In September 2016, the Coroner’s Court of Queensland delivered its findings into the death of Michael Calder. Mr Calder died from opiate toxicity during an admission to hospital for investigation and treatment of a severe headache.
On 8 July 2014, Michael Calder, 33, was referred to the Holy Spirit Northside Private Hospital by his general practitioner after presenting with a three day history of severe occipital headaches, neck pain and stiffness.
Mr Calder was given analgesia, including IV morphine, in the Emergency Department before being admitted to the ward under the care of a specialist general physician.
During the course of his ward admission, Mr Calder received analgesia for the ongoing headache, including subcutaneous morphine, oxycodone, Ordine (liquid morphine), MS Contin (slow release morphine), Gabapentin (neuropathic pain) along with paracetamol and ibuprofen.
The prescribed medication was administered at regular intervals between the admission and the time of Mr Calder’s sudden and unexpected death at 5:17am on 11 July 2014.
In the days leading up to his untimely death, the treating doctors and nurses recalled Mr Calder to be coherent, not slurring his words and on occasion, moving around the room when awake. He had also been noted to be snoring heavily when sleeping, including on the night of 10 July until the early hours of the following morning when he was only snoring softly, likely due to heavy sedation by narcotics depressing his respiratory drive.
Formal recording of Mr Calder’s oxygen saturations did not occur on every ward round, though the recorded observations did indicate that his oxygen saturations had fallen to less than desirable levels, requiring oxygen administration through nasal prongs.
During the morning of 10 July, Mr Calder’s oxygen saturations were recorded at 91% at 4:00am and 88% at 8:00am, necessitating supplemental oxygen. At 11:30am, his oxygen saturations were 93% and at midnight 90%.
The Coroner found that there was nothing in the notes to indicate that the treating physician noticed these periods of hypoxaemia, nor the requirement for oxygen supplementation, nor any indication of what might be the possible cause.
When an Endorsed Enrolled Nurse (EEN) entered Mr Calder’s room at 4:40am on 11 July to check on him and to take his observations, there was no snoring and she thought he looked different. The EEN put a light on and noticed he looked pale. A Code Blue was called and CPR commenced.
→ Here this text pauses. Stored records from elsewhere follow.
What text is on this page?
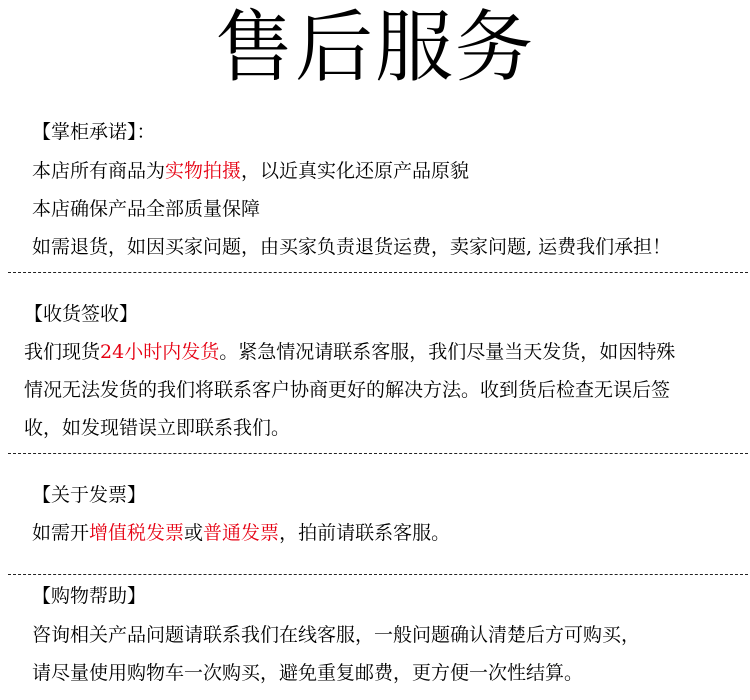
售后服务
【掌柜承诺】：
本店所有商品为实物拍摄，以近真实化还原产品原貌
本店确保产品全部质量保障
如需退货，如因买家问题，由买家负责退货运费，卖家问题, 运费我们承担！
【收货签收】
我们现货24小时内发货。紧急情况请联系客服，我们尽量当天发货，如因特殊
情况无法发货的我们将联系客户协商更好的解决方法。收到货后检查无误后签
收，如发现错误立即联系我们。
【关于发票】
如需开增值税发票或普通发票，拍前请联系客服。
【购物帮助】
咨询相关产品问题请联系我们在线客服，一般问题确认清楚后方可购买，
请尽量使用购物车一次购买，避免重复邮费，更方便一次性结算。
Mr Calder could not be resuscitated and was pronounced dead at 5:17am.
Expert evidence provided to the Coroner supported a finding that:
• Mr Calder’s oxygen saturation levels on 10 July were consistent with excessive sedation causing worsening obstructive sleep apnoea or aspiration.
• The combination of large doses of narcotics and episodes of intermittent hypoxaemia should have alerted the clinicians that Mr Calder required very close observation, ideally not in a single room with the door closed, and that these concerns should have been clearly articulated to the nursing staff looking after Mr Calder overnight.
• The factors that are likely to have resulted in Mr Calder’s deterioration were a combination of sleep apnoea (a pre-existing condition that hospital staff failed to record upon admission) and the combination of the slow release OxyContin, oral Ordine (morphine) and gabapentin.
The Coroner found that a combination of poor communication, poor documentation and a lack of safeguards resulted in a number of missed opportunities to diagnose the deterioration in Mr Calder’s condition1 .
Mr Calder’s death emphasised the importance of systems being in place to recognise and manage a deteriorating patient through tools, such as Standard 9 of The National Safety and Quality Health Service Standards, which contains a specific component for recognising and responding to clinical deterioration, as well as the importance of systems being in place to promote the dissemination of accurate and relevant information at clinical handovers.
The Coroner found that there was certainly evidence of reduced oxygen saturations throughout Mr Calder’s admission. Unfortunately, however, there were a number of occasions when nurses did not record his pain scores, oxygen saturation levels, or actions taken in response. This meant staff did not have a clear picture of the progression of his pain and oxygen saturation levels and missed critical opportunities to intervene and halt his continued deterioration.
The Coroner noted the efforts by the hospital to implement improvements to address the issues identified. For that reason, the Coroner did not make any further recommendations to be implemented by the hospital.
The finding demonstrates the critical importance of adequate communication, up to date record keeping and well known and followed policies and procedures.
Mr Calder’s widow has issued proceedings against the hospital in the Queensland Supreme Court.